1. How did it begin?
Greece has been running an unsustainable economy for many years due to overspending. The 2008 financial crisis affected the world economy including Greece. Post that, in 2009, Greece announced that it has a budget deficit of more than 12% of GDP which means the country had much more spending than what it was earning. This resulted in investors and lenders getting alarmed. Foreign investments stopped and what was present in the Greek markets was withdrawn. Loans to Greece became very expensive.
2. What did the government do about it?
The government was not presenting a true picture of the state of the economy to the European Central Bank (ECB) about the true state of economic affairs in the country. It was borrowing recklessly. There were too many populist measures like high pensions for many people and low taxes which leads to increased government expenditure. Unemployment figures were high. To decrease the number of unemployeds, the government gave them employment in public sector. But these extra employees could not contribute to productivity leading to no output but higher expenditure in the form of salary and other welfare measures. It was disguised unemployment.
Debt reached an high of 350 billion euros in 2010. In 2010, the International Monetary Fund (IMF) and European Union (EU) pledged to lend 110 billion euros to Greece to help the government. This came with measures like spending cuts, wage cuts and prudent pension policies which did not go down well with the Greek population leading to protests and collapse of the government. In 2012, the EU again lent 130 billion euros to help the Greek government repay debt.
3. How does the economic crisis in Greece affect Europe and the rest of the world?
Many international banks and foreign investors had bonds and other investments in Greece which made the world economy vulnerable to Greece's fall. Some investors have exited these investments and so the vulnerability is lesser now. Countries like Finland and Germany have given loans to Greece and if Greece defaults on these payments, there could be unhealthy economic consequences in these countries. But the world economy seems less vulnerable to the Greek crisis as neighbouring countries have also taken steps to improve their economies. But there could be indirect links as markets are closely connected which could lead to harmful situations.
4. What is Grexit?
Grexit is a combination word from the words 'Greece' and 'exit'. Greece can opt to stay in the eurozone or exit the eurozone. If they exit, euro will not be their currency any more apart from other things. If it leaves the eurozone, austerity measures can be stopped and euros can be converted to drachmas which will have a lower value than euro. It can print currency on certain conditions and work towards reviving the economy. But this can lead to drachma's value going really down and lenders to Greece can face losses. Banks can go bankrupt and it can lead to uncertainty in the country. If Greece stays in the eurozone and defaults, Greek banks could be declared bankrupt, private investors and other lenders including countries could face losses.
5. What is the current Situation?
Greece was to make a payout of 1.5 billion euros to IMF on June 30. It defaulted on the payment and the Eurozone countries have agreed to give funds only if reform package with austerity measures are accepted which Greece was refusing to do.

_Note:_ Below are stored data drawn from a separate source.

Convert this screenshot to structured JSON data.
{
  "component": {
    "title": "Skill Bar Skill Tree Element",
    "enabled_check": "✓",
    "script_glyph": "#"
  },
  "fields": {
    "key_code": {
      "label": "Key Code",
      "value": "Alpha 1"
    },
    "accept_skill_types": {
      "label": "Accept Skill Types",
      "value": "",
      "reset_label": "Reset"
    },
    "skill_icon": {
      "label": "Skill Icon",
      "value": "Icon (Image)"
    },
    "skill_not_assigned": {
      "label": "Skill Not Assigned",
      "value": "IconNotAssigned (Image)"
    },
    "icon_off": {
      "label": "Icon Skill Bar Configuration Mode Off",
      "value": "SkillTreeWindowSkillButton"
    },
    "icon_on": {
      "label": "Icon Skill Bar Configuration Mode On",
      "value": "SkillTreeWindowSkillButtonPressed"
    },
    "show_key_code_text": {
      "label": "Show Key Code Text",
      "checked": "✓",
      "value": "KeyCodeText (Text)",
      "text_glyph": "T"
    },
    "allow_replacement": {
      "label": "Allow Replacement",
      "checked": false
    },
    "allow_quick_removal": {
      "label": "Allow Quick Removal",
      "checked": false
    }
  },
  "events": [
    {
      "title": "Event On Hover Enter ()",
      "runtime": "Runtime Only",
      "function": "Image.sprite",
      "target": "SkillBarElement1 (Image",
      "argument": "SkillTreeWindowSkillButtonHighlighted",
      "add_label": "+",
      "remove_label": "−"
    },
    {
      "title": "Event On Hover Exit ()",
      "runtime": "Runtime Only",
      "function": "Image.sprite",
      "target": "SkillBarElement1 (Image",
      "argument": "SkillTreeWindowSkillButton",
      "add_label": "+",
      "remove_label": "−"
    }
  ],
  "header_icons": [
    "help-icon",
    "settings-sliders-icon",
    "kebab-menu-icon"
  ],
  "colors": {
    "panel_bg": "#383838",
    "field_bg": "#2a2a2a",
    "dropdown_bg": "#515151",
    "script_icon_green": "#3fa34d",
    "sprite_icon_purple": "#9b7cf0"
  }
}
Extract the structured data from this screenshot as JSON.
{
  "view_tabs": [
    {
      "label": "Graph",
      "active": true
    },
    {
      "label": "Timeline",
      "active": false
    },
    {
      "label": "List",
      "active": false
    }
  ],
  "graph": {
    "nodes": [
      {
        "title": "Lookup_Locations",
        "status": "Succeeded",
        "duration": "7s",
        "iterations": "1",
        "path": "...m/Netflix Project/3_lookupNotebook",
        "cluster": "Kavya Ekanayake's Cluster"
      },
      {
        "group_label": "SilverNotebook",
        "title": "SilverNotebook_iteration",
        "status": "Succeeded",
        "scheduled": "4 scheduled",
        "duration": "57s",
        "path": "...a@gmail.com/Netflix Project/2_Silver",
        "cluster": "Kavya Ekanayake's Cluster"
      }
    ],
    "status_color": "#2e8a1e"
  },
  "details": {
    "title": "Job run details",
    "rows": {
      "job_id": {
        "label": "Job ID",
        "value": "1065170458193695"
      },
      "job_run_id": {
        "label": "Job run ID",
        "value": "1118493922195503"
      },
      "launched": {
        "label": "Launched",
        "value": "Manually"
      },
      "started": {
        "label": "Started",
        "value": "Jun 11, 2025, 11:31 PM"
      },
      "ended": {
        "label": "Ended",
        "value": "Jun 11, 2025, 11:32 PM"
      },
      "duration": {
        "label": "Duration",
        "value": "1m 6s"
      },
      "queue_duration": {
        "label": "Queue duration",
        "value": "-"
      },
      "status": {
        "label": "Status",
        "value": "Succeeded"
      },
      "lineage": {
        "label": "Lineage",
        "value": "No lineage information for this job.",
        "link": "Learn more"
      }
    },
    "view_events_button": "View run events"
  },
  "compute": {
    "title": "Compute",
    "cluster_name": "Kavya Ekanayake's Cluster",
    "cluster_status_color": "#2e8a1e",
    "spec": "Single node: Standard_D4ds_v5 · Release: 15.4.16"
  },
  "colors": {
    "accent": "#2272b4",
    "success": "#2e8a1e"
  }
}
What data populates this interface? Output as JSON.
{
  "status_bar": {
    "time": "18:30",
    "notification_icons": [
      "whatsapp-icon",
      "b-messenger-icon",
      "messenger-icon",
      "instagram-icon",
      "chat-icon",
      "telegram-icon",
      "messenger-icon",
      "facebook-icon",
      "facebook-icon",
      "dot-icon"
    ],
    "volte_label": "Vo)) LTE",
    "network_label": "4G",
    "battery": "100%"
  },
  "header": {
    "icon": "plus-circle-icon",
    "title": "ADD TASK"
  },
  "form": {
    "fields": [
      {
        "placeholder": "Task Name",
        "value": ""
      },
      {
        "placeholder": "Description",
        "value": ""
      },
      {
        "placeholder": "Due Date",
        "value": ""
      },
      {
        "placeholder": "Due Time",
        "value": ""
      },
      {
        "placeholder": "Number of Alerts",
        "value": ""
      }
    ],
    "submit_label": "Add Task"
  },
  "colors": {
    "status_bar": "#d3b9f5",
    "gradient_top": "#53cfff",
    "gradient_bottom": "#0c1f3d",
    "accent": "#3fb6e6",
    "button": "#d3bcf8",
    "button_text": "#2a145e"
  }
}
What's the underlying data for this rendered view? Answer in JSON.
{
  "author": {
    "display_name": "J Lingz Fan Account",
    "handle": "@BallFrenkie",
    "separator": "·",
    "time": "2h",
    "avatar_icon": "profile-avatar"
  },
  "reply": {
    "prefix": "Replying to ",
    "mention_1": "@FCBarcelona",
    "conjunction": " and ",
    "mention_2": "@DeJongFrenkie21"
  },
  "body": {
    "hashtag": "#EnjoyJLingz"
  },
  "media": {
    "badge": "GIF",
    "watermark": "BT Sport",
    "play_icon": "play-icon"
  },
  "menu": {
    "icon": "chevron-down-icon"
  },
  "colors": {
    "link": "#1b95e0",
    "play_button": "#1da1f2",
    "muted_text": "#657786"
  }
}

Moreover in a referendum, the Greek public has voted that it does not want to go ahead with the bailout with austerity measures. Banks are closed till July 16 for now and stock markets were closed for some time. Greece will have to decide what it wants to do quickly as banks are running out of money and there is a withdrawal limit set at 60 euros per day for a person.
As per latest news, the Eurozone is in talks with the Greek leadership and they have agreed to make economic reforms, pension cuts and higher taxes. Greece wants to write off some of its massive debts, but Europe rejected it with the proposal that the grace period can be extended. Greece will have to give some control of government revenue to Europe and have monitoring so that it can be used to repay loans. More talks are in progress and we will have to wait and watch how the entire scenario unfolds. As per the latest news, Europe has agreed to offer another bailout worth 96 billion dollars if the Greece government goes ahead with certain economic reforms and the creditors are able to supervise the economy closely. Yesterday, the Greek Parliament approved of this bailout with the package of austerity measures to be taken by Greece.